PBMs have become a contentious topic in American healthcare, blamed for escalating drug prices, denying essential medications, and exacerbating the closure of pharmacies. They work as intermediaries between insurance companies and pharmacies, but their profit-driven practices have raised concerns. Critics argue that PBMs negotiate with drug companies to secure rebates and discounts, but instead of passing those savings to consumers, they retain a significant portion for themselves, ultimately pushing higher prices on patients.

In response to these issues, Congress recently took action to address the role of PBMs in the healthcare system. This legislation, spearheaded by Senators Ron Wyden and Mike Crapo, treats PBMs similarly to public utilities, imposing regulations to ensure fair practices within their networks. The bill includes provisions to prevent PBMs from unfairly excluding pharmacies from their networks and mandates that they transparently disclose pricing information to customers.

These reforms are crucial, given the increasing number of pharmacy closures across the country. Between early 2024 and early 2025, approximately 3,200 pharmacies—representing about 5% of all pharmacies in the U.S.—are expected to shut down. Many independent and rural pharmacies have found it particularly challenging to survive in this environment, forcing patients to rely on mail-order services that often lack the quality and reliability of community pharmacies.

The situation reflects broader issues stemming from the consolidation of various entities within the healthcare industry, including PBMs, which dominate the market. Three companies—Caremark, OptumRx, and Express Scripts—control a staggering 80% of the PBM market, creating a vertically integrated system that favors the largest insurers while sidelining independent pharmacies.

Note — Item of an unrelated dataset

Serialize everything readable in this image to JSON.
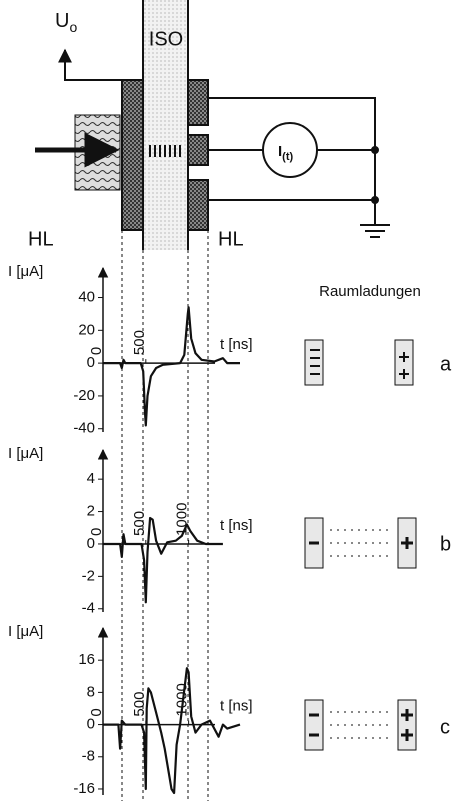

The legislative effort to regulate PBMs marks a pivotal moment in addressing their monopolistic behavior, especially in light of Walgreens’ decline and the potential for continued pharmacy closures. While there are still concerns regarding the timing of the reforms and the ability of PBMs to navigate around regulations, the action taken by Congress represents a significant step toward restoring fairness in drug pricing and ensuring better access to pharmacy services for consumers.

As Congress continues to investigate the practices of PBMs and further hearings are on the horizon, there is a glimmer of hope that meaningful change is achievable. The legislation, while not without its shortcomings, signals an awareness of the issues plaguing the pharmacy landscape and the need for reform to protect independent pharmacies and consumers alike.